En la anatomía de un decomiso legítimo de semejante envergadura, el protocolo es inamovible: la actividad del lugar se paraliza en el acto. Pero aquí la realidad desmintió al boletín. El combustible jamás abandonó los diez colosales tanques, no se colocaron cintas restrictivas ni se impuso un solo sello de clausura. De hecho, para el 10 de septiembre, la planta operaba con absoluta normalidad.

¿El saldo de detenidos tras esta publicitada hazaña táctica? Cero.

Todo indica que las autoridades patearon la puerta equivocada a causa de un profundo tropiezo técnico. Los agentes exigieron a SIMSA los permisos de importación del hidrocarburo, asumiendo erróneamente que la empresa era la dueña del producto. Los expertos en energía lo explican de forma sencilla: esta planta funciona, en términos prácticos, como una inmensa pensión. SIMSA solo presta el servicio de almacenamiento. Los verdaderos propietarios del combustible —y titulares de los permisos— son sus clientes, gigantes corporativos como Pemex, ExxonMobil, Shell y Ferromex.

De este error de cálculo se desprende una paradoja logística insalvable. Si ese océano de combustible realmente fuera irregular, la falla original no radicaría en Guanajuato, sino en las aduanas. Que semejante volumen de hidrocarburo de contrabando cruzara hasta el corazón del Bajío implicaría una omisión colosal por parte del Ejército y la Guardia Nacional en las fronteras.

Ante el embate oficial y el colapso de la narrativa, el grupo empresarial no se quedó de brazos cruzados. A través de un desplegado en la página 5 de Reforma firmado por Daniel Hernández Hernández, Gas Natural del Noroeste, S.A. de C.V. (Grupo SIMSA) puso sus cartas sobre la mesa: aclararon que no son dueños del producto, explicaron la naturaleza lícita de su operación y desglosaron los oficios que los avalan.

El eco de este desastre retumbó ayer en la mañanera de Irapuato.

—¿Cómo se explica, Presidenta, este decomiso sin que haya habido un solo detenido? —soltó el reportero Israel Aldave, de Radio Fórmula, poniendo el dedo en la llaga.

Para responder, la Presidenta le cedió el micrófono a su secretario de Seguridad, Omar García Harfuch, quien intentó apagar el fuego con una promesa recurrente: "las detenciones vienen después".

El funcionario se apegó al guion oficial. Argumentó que el hilo conductor de este caso nació en julio de este 2026 con el aseguramiento de una pipa —repitiendo al calce lo que ya dictaba el boletín—, pero estando al micrófono tuvo que admitir lo inverosímil: al llegar al inmenso predio, no había absolutamente nadie.

—¿Ni siquiera alguien vigilando? ¿Les dieron el pitazo? —insistió el reportero.

Harfuch atajó el golpe argumentando que la movilización de fuerzas fue tan grande y evidente que provocó la huida masiva del lugar. Una excusa difícil de tragar.

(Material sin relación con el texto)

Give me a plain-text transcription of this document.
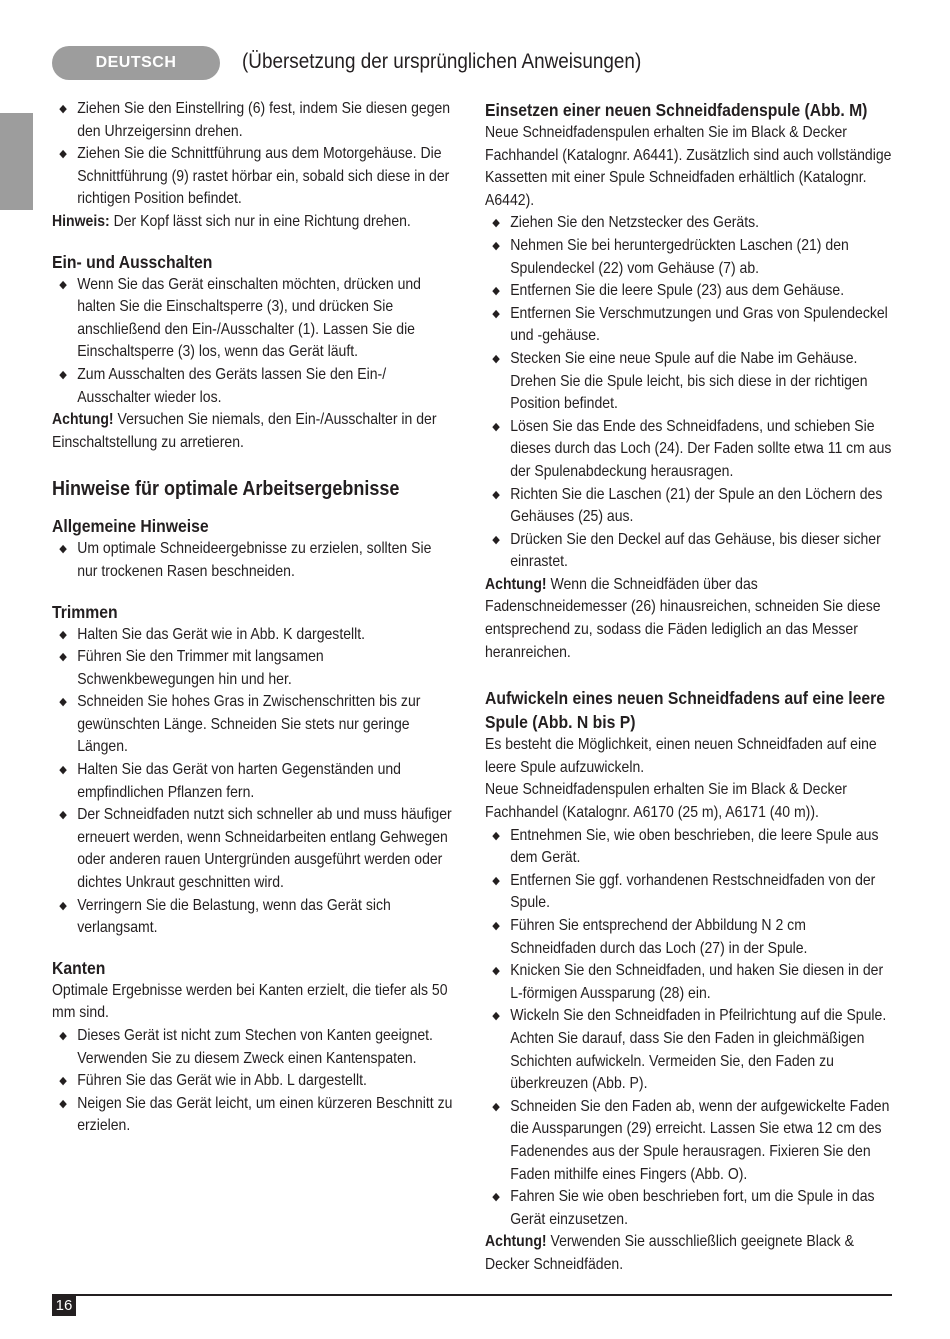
DEUTSCH	(Übersetzung der ursprünglichen Anweisungen)

◆ Ziehen Sie den Einstellring (6) fest, indem Sie diesen gegen den Uhrzeigersinn drehen.

◆ Ziehen Sie die Schnittführung aus dem Motorgehäuse. Die Schnittführung (9) rastet hörbar ein, sobald sich diese in der richtigen Position befindet.

Hinweis: Der Kopf lässt sich nur in eine Richtung drehen.

Ein- und Ausschalten

◆ Wenn Sie das Gerät einschalten möchten, drücken und halten Sie die Einschaltsperre (3), und drücken Sie anschließend den Ein-/Ausschalter (1). Lassen Sie die Einschaltsperre (3) los, wenn das Gerät läuft.

◆ Zum Ausschalten des Geräts lassen Sie den Ein-/ Ausschalter wieder los.

Achtung! Versuchen Sie niemals, den Ein-/Ausschalter in der Einschaltstellung zu arretieren.

Hinweise für optimale Arbeitsergebnisse
Allgemeine Hinweise

◆ Um optimale Schneideergebnisse zu erzielen, sollten Sie nur trockenen Rasen beschneiden.

Trimmen

◆ Halten Sie das Gerät wie in Abb. K dargestellt.

◆ Führen Sie den Trimmer mit langsamen Schwenkbewegungen hin und her.

◆ Schneiden Sie hohes Gras in Zwischenschritten bis zur gewünschten Länge. Schneiden Sie stets nur geringe Längen.

◆ Halten Sie das Gerät von harten Gegenständen und empfindlichen Pflanzen fern.

◆ Der Schneidfaden nutzt sich schneller ab und muss häufiger erneuert werden, wenn Schneidarbeiten entlang Gehwegen oder anderen rauen Untergründen ausgeführt werden oder dichtes Unkraut geschnitten wird.

◆ Verringern Sie die Belastung, wenn das Gerät sich verlangsamt.

Kanten

Optimale Ergebnisse werden bei Kanten erzielt, die tiefer als 50 mm sind.

◆ Dieses Gerät ist nicht zum Stechen von Kanten geeignet. Verwenden Sie zu diesem Zweck einen Kantenspaten.

◆ Führen Sie das Gerät wie in Abb. L dargestellt.

◆ Neigen Sie das Gerät leicht, um einen kürzeren Beschnitt zu erzielen.

Einsetzen einer neuen Schneidfadenspule (Abb. M)

Neue Schneidfadenspulen erhalten Sie im Black & Decker Fachhandel (Katalognr. A6441). Zusätzlich sind auch vollständige Kassetten mit einer Spule Schneidfaden erhältlich (Katalognr. A6442).

◆ Ziehen Sie den Netzstecker des Geräts.

◆ Nehmen Sie bei heruntergedrückten Laschen (21) den Spulendeckel (22) vom Gehäuse (7) ab.

◆ Entfernen Sie die leere Spule (23) aus dem Gehäuse.

◆ Entfernen Sie Verschmutzungen und Gras von Spulendeckel und -gehäuse.

◆ Stecken Sie eine neue Spule auf die Nabe im Gehäuse. Drehen Sie die Spule leicht, bis sich diese in der richtigen Position befindet.

◆ Lösen Sie das Ende des Schneidfadens, und schieben Sie dieses durch das Loch (24). Der Faden sollte etwa 11 cm aus der Spulenabdeckung herausragen.

◆ Richten Sie die Laschen (21) der Spule an den Löchern des Gehäuses (25) aus.

◆ Drücken Sie den Deckel auf das Gehäuse, bis dieser sicher einrastet.

Achtung! Wenn die Schneidfäden über das Fadenschneidemesser (26) hinausreichen, schneiden Sie diese entsprechend zu, sodass die Fäden lediglich an das Messer heranreichen.

Aufwickeln eines neuen Schneidfadens auf eine leere Spule (Abb. N bis P)

Es besteht die Möglichkeit, einen neuen Schneidfaden auf eine leere Spule aufzuwickeln.

Neue Schneidfadenspulen erhalten Sie im Black & Decker Fachhandel (Katalognr. A6170 (25 m), A6171 (40 m)).

◆ Entnehmen Sie, wie oben beschrieben, die leere Spule aus dem Gerät.

◆ Entfernen Sie ggf. vorhandenen Restschneidfaden von der Spule.

◆ Führen Sie entsprechend der Abbildung N 2 cm Schneidfaden durch das Loch (27) in der Spule.

◆ Knicken Sie den Schneidfaden, und haken Sie diesen in der L-förmigen Aussparung (28) ein.

◆ Wickeln Sie den Schneidfaden in Pfeilrichtung auf die Spule. Achten Sie darauf, dass Sie den Faden in gleichmäßigen Schichten aufwickeln. Vermeiden Sie, den Faden zu überkreuzen (Abb. P).

◆ Schneiden Sie den Faden ab, wenn der aufgewickelte Faden die Aussparungen (29) erreicht. Lassen Sie etwa 12 cm des Fadenendes aus der Spule herausragen. Fixieren Sie den Faden mithilfe eines Fingers (Abb. O).

◆ Fahren Sie wie oben beschrieben fort, um die Spule in das Gerät einzusetzen.

Achtung! Verwenden Sie ausschließlich geeignete Black & Decker Schneidfäden.

16
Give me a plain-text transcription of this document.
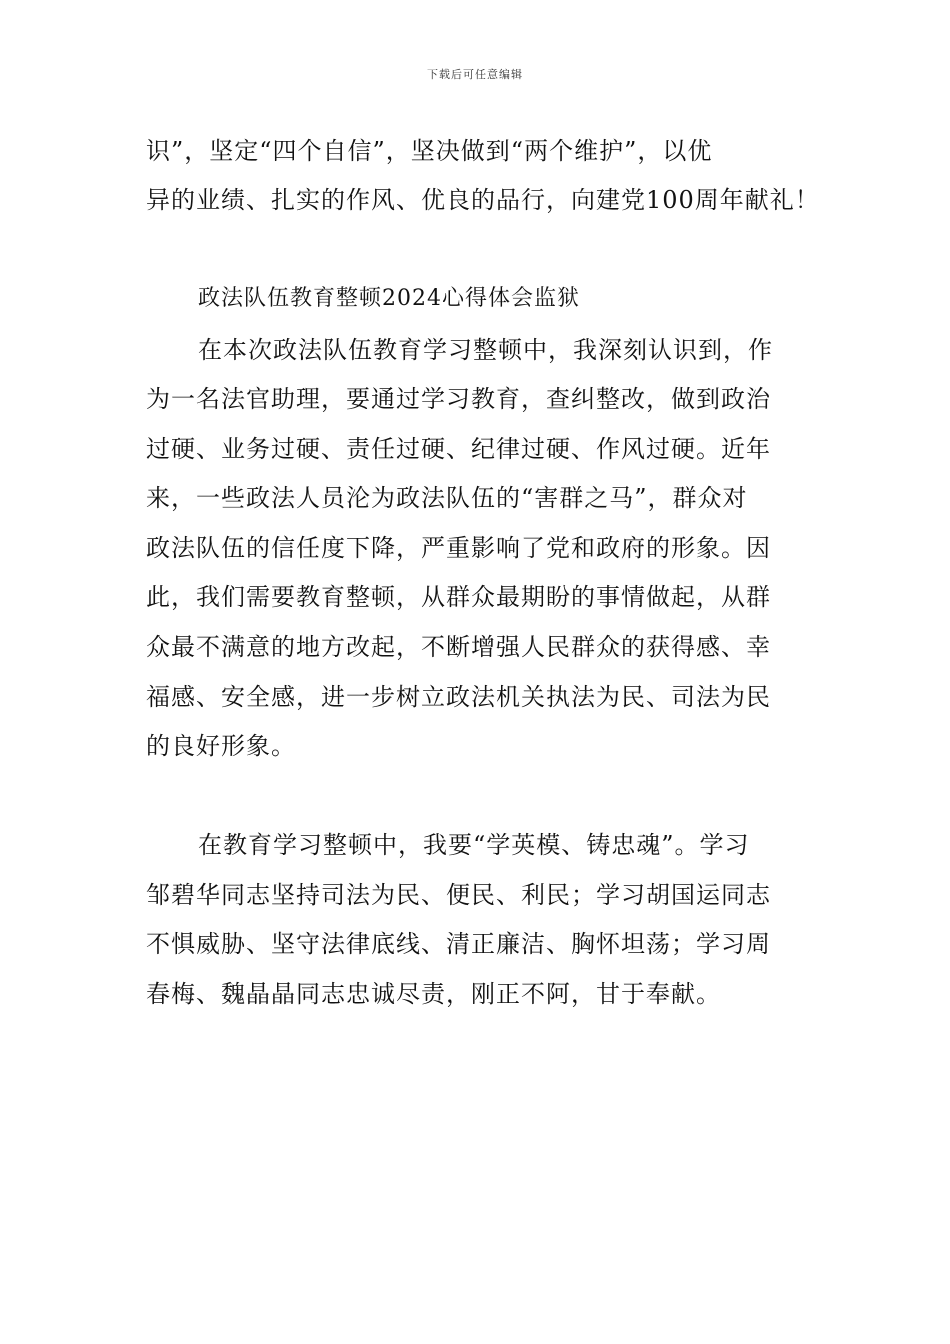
下载后可任意编辑
识”，坚定“四个自信”，坚决做到“两个维护”，以优
异的业绩、扎实的作风、优良的品行，向建党100周年献礼！
政法队伍教育整顿2024心得体会监狱
在本次政法队伍教育学习整顿中，我深刻认识到，作
为一名法官助理，要通过学习教育，查纠整改，做到政治
过硬、业务过硬、责任过硬、纪律过硬、作风过硬。近年
来，一些政法人员沦为政法队伍的“害群之马”，群众对
政法队伍的信任度下降，严重影响了党和政府的形象。因
此，我们需要教育整顿，从群众最期盼的事情做起，从群
众最不满意的地方改起，不断增强人民群众的获得感、幸
福感、安全感，进一步树立政法机关执法为民、司法为民
的良好形象。
在教育学习整顿中，我要“学英模、铸忠魂”。学习
邹碧华同志坚持司法为民、便民、利民；学习胡国运同志
不惧威胁、坚守法律底线、清正廉洁、胸怀坦荡；学习周
春梅、魏晶晶同志忠诚尽责，刚正不阿，甘于奉献。
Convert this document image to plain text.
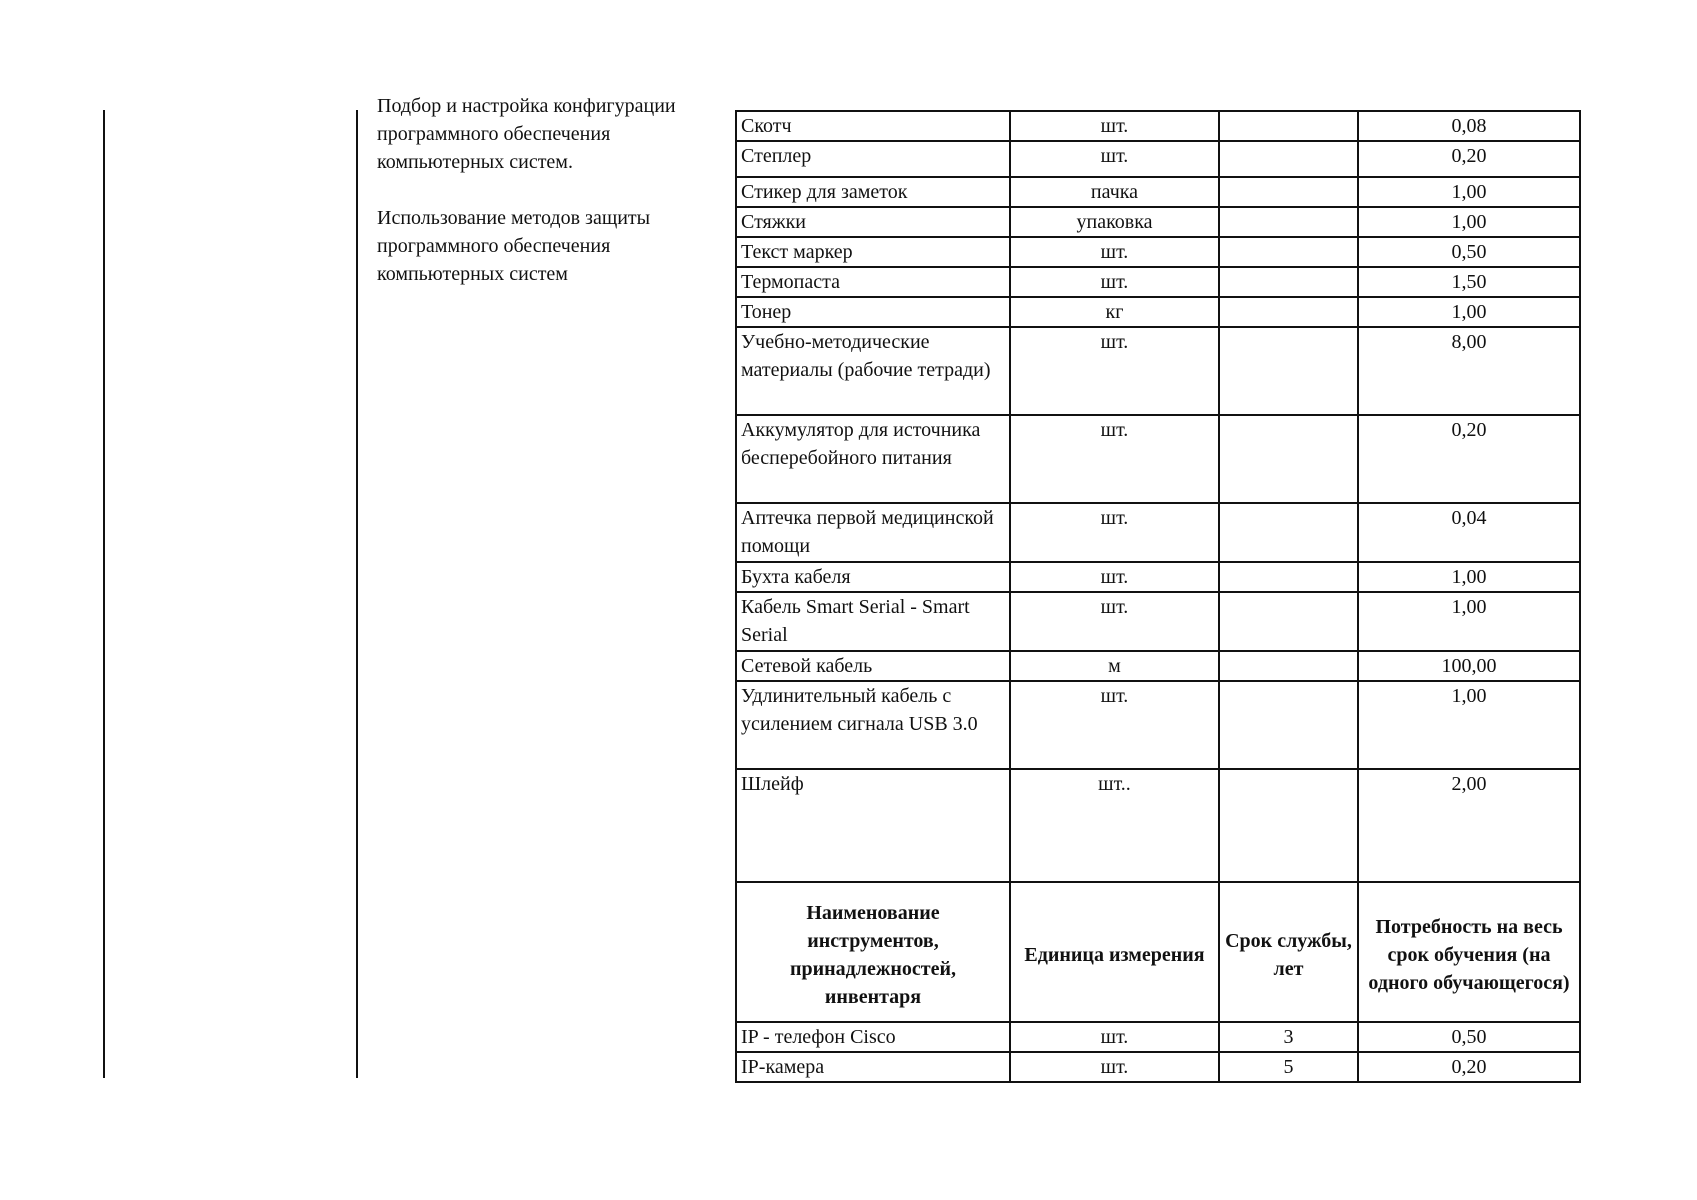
Подбор и настройка конфигурации программного обеспечения компьютерных систем.

Использование методов защиты программного обеспечения компьютерных систем

Скотч	шт.		0,08
Степлер	шт.		0,20
Стикер для заметок	пачка		1,00
Стяжки	упаковка		1,00
Текст маркер	шт.		0,50
Термопаста	шт.		1,50
Тонер	кг		1,00
Учебно-методические материалы (рабочие тетради)	шт.		8,00
Аккумулятор для источника бесперебойного питания	шт.		0,20
Аптечка первой медицинской помощи	шт.		0,04
Бухта кабеля	шт.		1,00
Кабель Smart Serial - Smart Serial	шт.		1,00
Сетевой кабель	м		100,00
Удлинительный кабель с усилением сигнала USB 3.0	шт.		1,00
Шлейф	шт..		2,00
Наименование инструментов, принадлежностей, инвентаря	Единица измерения	Срок службы, лет	Потребность на весь срок обучения (на одного обучающегося)
IP - телефон Cisco	шт.	3	0,50
IP-камера	шт.	5	0,20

—¿Pertenece a un grupo delictivo o este predio era operado por el Cártel de Santa Rosa de Lima? —volvió a la carga la prensa, buscando ponerle nombre al fantasma.

—Lo va a dar a conocer la Fiscalía... porque ahorita dar una información incorrecta o especular sería una irresponsabilidad de mi parte —respondió García Harfuch, en un intento por justificar el vacío operativo pidiendo, una vez más, paciencia.

Fue entonces cuando la presidenta Claudia Sheinbaum, leyendo entre líneas el desastre táctico, decidió tomar las riendas y mover el foco hacia donde realmente importa: el rastro del dinero.

—¿Cuánto combustible se ha decomisado en su administración y cuántos detenidos hay, incluyendo funcionarios? —se le cuestionó directamente a la mandataria.

—A ver si la FGR nos da ese dato —esquivó de entrada Sheinbaum, pero de inmediato marcó la línea a seguir—. Pero sobre el caso de ayer, hablé con la fiscal (Ernestina Godoy). No basta con asegurar el lugar; queremos saber quién tiene el negocio, si el combustible fue robado o importado ilegalmente al país, y a qué gasolineras se distribuía. Queremos detenciones.

La Presidenta remató asegurando que la Fiscalía le reportó investigaciones "muy avanzadas" que pronto darán resultados. Y así, dejó claro que la estrategia real del Estado no pasa por aplaudir ante bodegas vacías, sino por rastrear en los fríos escritorios del SAT y la UIF a las gasolineras que venden más combustible del que le compran legalmente a Pemex.

Todo por las prisas...

La prisa por anunciar el "golpe" levanta inevitables suspicacias políticas. Como bien apuntó la columna Templo Mayor en su edición de este sábado 19 de septiembre, queda flotando una duda razonable: ¿el delegado estatal de la FGR, Juan Francisco Vera, se lanzó a "clausurar" —es un decir— instalaciones sin sustento solo para entregarle un trofeo a la Presidenta durante su visita a Guanajuato? Si operó por la libre, cegado por el afán de reflectores, el asunto es gravísimo. Quizá por eso la propia FGR decidió abrir un paracaídas legal al final de su comunicado, curándose en salud al advertir que las investigaciones continúan "en caso de que no se acredite la propiedad".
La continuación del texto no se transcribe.